A mother whose youngest son was killed by an IRA bomb 25 years ago believes a new drama about the attack will show other grieving parents that "there is life after losing a child".
Tim Parry was 12 when he was fatally injured in Warrington in England on the eve of Mother's Day in 1993.
His mother Wendy Parry said that losing her son had left her family living a "completely different life".
She and husband, Colin, have channelled their grief into pushing for peace.
Tim had gone into the centre of his hometown to buy a pair of Everton football shorts on 20 March 1993 but he never returned home.
He and three-year-old Johnathan Ball died and 54 others were hurt after the Provisional IRA detonated bombs that had been hidden inside bins.
No-one has been prosecuted for the bombing.
'Our hopes rose'
A new BBC drama called Mother's Day revisits the attack, its aftermath and the public outrage at the boys' deaths.
Speaking ahead of its broadcast on Monday night, Mrs Parry said the images of the day of the bombing are always "at the back of your mind".
"We weren't angry - we were just so consumed with grief that anger never came into it," she told BBC Radio Ulster's The Sunday News.
"Tim was a very outgoing, fun-loving young boy, he was involved in everything - about a month before he was killed he passed his solo sailing certificate."
Tim's father Colin said that his "hopes rose" that his son could survive after the boy defied doctors' predictions in the first few days after the attack.

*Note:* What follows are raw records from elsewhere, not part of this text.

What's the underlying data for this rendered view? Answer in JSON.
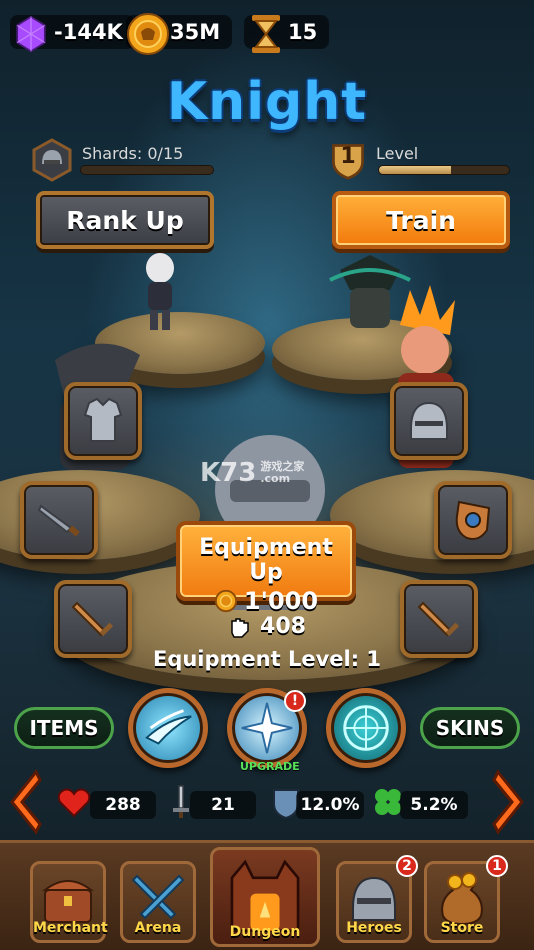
{
  "resources": {
    "gems": "-144K",
    "coins": "35M",
    "hourglass": "15"
  },
  "hero": {
    "name": "Knight"
  },
  "shards": {
    "label": "Shards: 0/15",
    "progress": 0.0
  },
  "level": {
    "value": "1",
    "label": "Level",
    "progress": 0.55
  },
  "buttons": {
    "rank_up": "Rank Up",
    "train": "Train",
    "equipment_up": "Equipment Up",
    "equipment_cost": "1'000",
    "items": "ITEMS",
    "skins": "SKINS"
  },
  "power": "408",
  "equipment_level": "Equipment Level: 1",
  "skills": {
    "upgrade_badge": "!",
    "upgrade_label": "UPGRADE"
  },
  "stats": {
    "health": "288",
    "attack": "21",
    "armor": "12.0%",
    "luck": "5.2%"
  },
  "nav": [
    {
      "label": "Merchant",
      "icon": "chest-icon",
      "badge": ""
    },
    {
      "label": "Arena",
      "icon": "crossed-swords-icon",
      "badge": ""
    },
    {
      "label": "Dungeon",
      "icon": "dungeon-gate-icon",
      "badge": ""
    },
    {
      "label": "Heroes",
      "icon": "helmet-icon",
      "badge": "2"
    },
    {
      "label": "Store",
      "icon": "coin-sack-icon",
      "badge": "1"
    }
  ],
  "watermark": {
    "logo": "K73",
    "site": "游戏之家",
    "domain": ".com"
  },
  "colors": {
    "title_blue": "#3fb7ff",
    "orange_button": "#f27a0c",
    "frame_bronze": "#a06a2a",
    "upgrade_green": "#58e05a",
    "badge_red": "#d9281c"
  }
}
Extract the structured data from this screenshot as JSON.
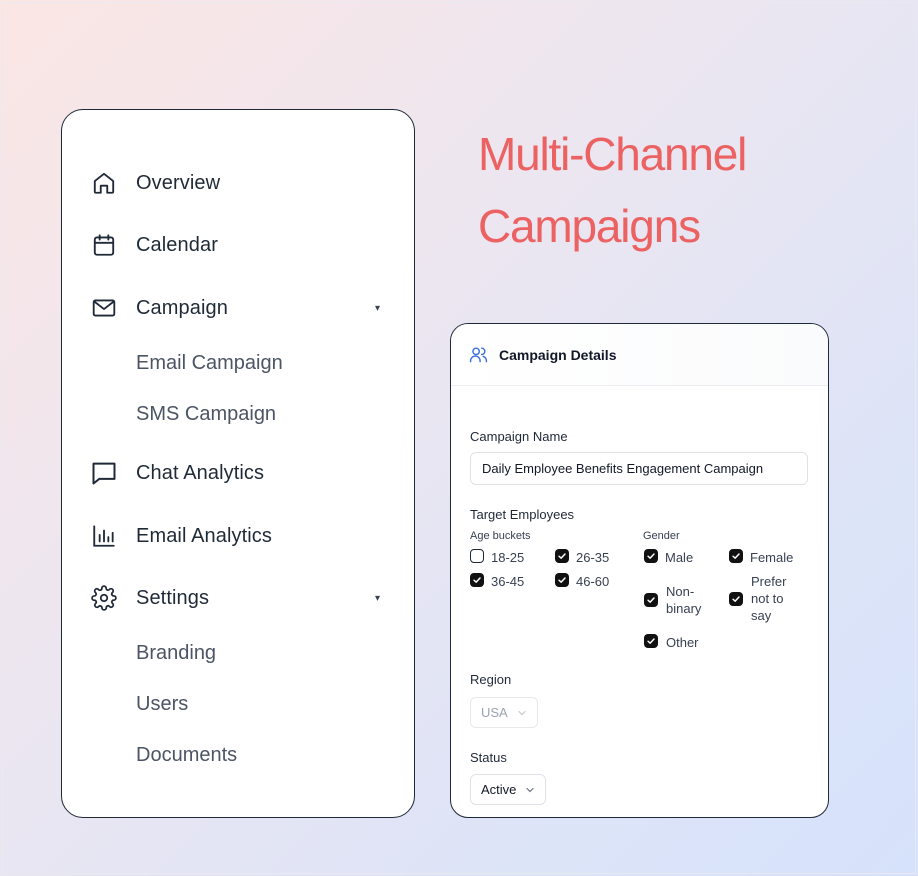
{
  "sidebar": {
    "items": [
      {
        "label": "Overview",
        "icon": "home-icon"
      },
      {
        "label": "Calendar",
        "icon": "calendar-icon"
      },
      {
        "label": "Campaign",
        "icon": "mail-icon",
        "expandable": true,
        "children": [
          {
            "label": "Email Campaign"
          },
          {
            "label": "SMS Campaign"
          }
        ]
      },
      {
        "label": "Chat Analytics",
        "icon": "chat-icon"
      },
      {
        "label": "Email Analytics",
        "icon": "bar-chart-icon"
      },
      {
        "label": "Settings",
        "icon": "gear-icon",
        "expandable": true,
        "children": [
          {
            "label": "Branding"
          },
          {
            "label": "Users"
          },
          {
            "label": "Documents"
          }
        ]
      }
    ],
    "caret_glyph": "▾"
  },
  "headline": {
    "line1": "Multi-Channel",
    "line2": "Campaigns",
    "color": "#ec6161"
  },
  "details": {
    "title": "Campaign Details",
    "title_icon": "users-icon",
    "campaign_name": {
      "label": "Campaign Name",
      "value": "Daily Employee Benefits Engagement Campaign"
    },
    "target": {
      "label": "Target Employees",
      "age": {
        "label": "Age buckets",
        "options": [
          {
            "label": "18-25",
            "checked": false
          },
          {
            "label": "26-35",
            "checked": true
          },
          {
            "label": "36-45",
            "checked": true
          },
          {
            "label": "46-60",
            "checked": true
          }
        ]
      },
      "gender": {
        "label": "Gender",
        "options": [
          {
            "label": "Male",
            "checked": true
          },
          {
            "label": "Female",
            "checked": true
          },
          {
            "label": "Non-\nbinary",
            "checked": true
          },
          {
            "label": "Prefer\nnot to\nsay",
            "checked": true
          },
          {
            "label": "Other",
            "checked": true
          }
        ]
      }
    },
    "region": {
      "label": "Region",
      "value": "USA",
      "disabled": true
    },
    "status": {
      "label": "Status",
      "value": "Active"
    }
  }
}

"We thought there was a chance he would survive, albeit in a very different form because he was so badly injured he would've very probably had a terribly poor quality of life," said Mr Parry.
"But on the Wednesday the doctors told us the brain tests had proved beyond a shadow of a doubt there was no brain activity.
"[They said] therefore it was futile keeping him alive and we should prepare to let him go on the Thursday, which was the fifth day after the bombing."
Mrs Parry said her son is remembered by the family "all the time", with a charity and a peace centre in Warrington having been set up in the names of him and Johnathan.
"Even our grandchildren, who never knew Tim, talk about him as though did know him.
"We remember him all the time, we raise a glass to him - he will never ever be forgotten in our family."
'Enough is enough'
The bombing prompted anger at the loss of young life and led Irish mother Susan McHugh to organise a peace rally, with people protesting against the violence of the Troubles.
Susan addressed a crowd of thousands in Dublin eight days after the Warrington bombing.
"Please, please, please, make it stop," she shouted.
The Mother's Day film documents how Mrs Parry and Ms McHugh - living either side of the Irish Sea - were brought together in the wake of the tragedy.
"I thought Susan was very brave doing what she did at that time," said Mrs Parry.
"She certainly allowed people to come out and basically say: 'Enough is enough.'
"The fact that thousands of people turned up that day was proof that people had had enough.
"I think that's the first time that had ever happened - I think people maybe would've been quite wary about doing something like that."
Mrs Parry had a message of hope for parents who have suffered the death of a child.
"Watching the film, people will see that there is life after losing a child.
"It might be a completely different life - you find a new normal - but there is light at the end of the tunnel."